Wiki comes to the rescue with a couple helpful definitions.

A pinion is usually the smallest gear in a gear drive train. In many cases, such as remote controlled toys, the pinion is also the drive gear.

A pawl is even less descriptive:

Pawl may refer to:

  • A common component of a ratchet
  • A part of the adjustable height locking mechanism of an extension ladder
  • Pawl (constructor), a former racing car constructor
  • A part of a table saw splitter, a safety mechanism designed to prevent kickback

But still – how to stop the madness of naming little bitty parts?

Darn Doors

File this under “who would have thought…”

It’s past time to replace my back door. The existing one is very, very old wood that has warped with age, and the glass leaks cold air and wind like a sieve. Plus, the existing storm/screen door doesn’t quite fit the opening. When I first moved in, there was a sizable – probably 4-5 inches – gap at the bottom through which Collette escaped one day. After that, I rehung the door so there were two inch gaps at the top and bottom. I never leave just the storm door open for any amount of time, since I don’t want to let bugs or critters in, but if I’m bringing in several trips – groceries, namely – and I don’t bother to close the actual door, I’ll see Collette’s face peeking out from the gap.

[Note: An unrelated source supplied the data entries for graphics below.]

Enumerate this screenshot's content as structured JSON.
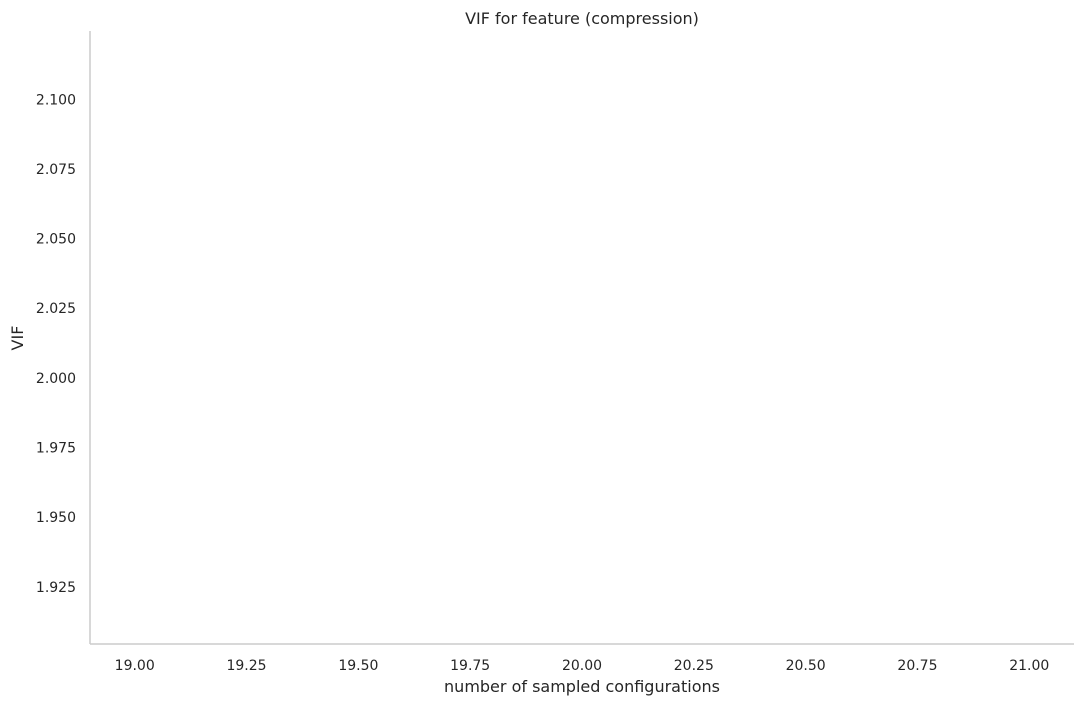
{
  "chart_data": {
    "type": "line",
    "title": "VIF for feature (compression)",
    "xlabel": "number of sampled configurations",
    "ylabel": "VIF",
    "xlim": [
      18.9,
      21.1
    ],
    "ylim": [
      1.9045,
      2.1245
    ],
    "x_ticks": [
      19.0,
      19.25,
      19.5,
      19.75,
      20.0,
      20.25,
      20.5,
      20.75,
      21.0
    ],
    "x_tick_labels": [
      "19.00",
      "19.25",
      "19.50",
      "19.75",
      "20.00",
      "20.25",
      "20.50",
      "20.75",
      "21.00"
    ],
    "y_ticks": [
      1.925,
      1.95,
      1.975,
      2.0,
      2.025,
      2.05,
      2.075,
      2.1
    ],
    "y_tick_labels": [
      "1.925",
      "1.950",
      "1.975",
      "2.000",
      "2.025",
      "2.050",
      "2.075",
      "2.100"
    ],
    "series": [],
    "grid": false,
    "legend": "none",
    "spine_color": "#cccccc"
  }
}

I wanted to replace the doors last summer, but before I knew it, it was the height of mosquito season. I didn’t want to be doorless for an entire day with bugs streaming into the house. A couple weeks ago, I priced things out and called my dad, since he’s offered to use his know-how to install the new doors while teaching me how to do it.

Saturday, he came over to take detailed measurements. My initial measurements had indicated that the door wasn’t a standard size, but I obviously wanted verification before I actually bought one – especially if it ended up being a special order. Dad confirmed my fears – the door I need is a 30″ by 80″ door to fit my 32.25″ by 82″ opening. We talked about enlarging the opening, but the framing around the opening is in really good shape, and we shouldn’t disturb it if we don’t really have to. Plus, with aluminum siding, we don’t want to create an opening that would then entail needing replacement siding. Ugh. Occam – keep it simple.

So we went off to Menard’s, Mom and sister in tow. After finding the doors I had previously picked out, we looked at the specs. Yep, the size I needed would have to be special ordered. The Menard’s guy spent some time with his online catalog, adjusting options (kickplate? mail slot? what kind of hinges?) to come up with a quote. The door will likely run about $230 for a steel door with a half-light window with grills – essentially replacing the style already there. The corresponding storm/screen – with the retracting screen – will likely be more, closer to $270.

The narrow size really limits my option. It appears – at Menard’s, at least, I’m limited to steel. While steel is definitely better than the ancient wood I currently have, it is prone to dings and dents, which worries me. This door is pretty high traffic, and though I may start off being careful, six months from now when I’m struggling in out of the cold with eight bags of groceries, I may end up doing some damage. It appears fiberglass is a bit more durable – and expensive – but I don’t even have that option. I’m going to further investigate my options at Lowe’s and Home Depot to see what else I can do.

It just goes to show how home design has evolved. The back hallway part of my house isn’t original – it was added on at some point – but I’m sure 30″ was pretty standard for a door width then. Now, the standards seem to be 32″ or 36″. It’s like subway seats – as Americans have gotten larger, so have doors and seats – though airline seats have only shrunk.

I have one even smaller door in the house. The door to my downstairs half bath – which I think used to be a pantry – is a paltry 24″ inches wide. It’s pretty claustrophobic in there.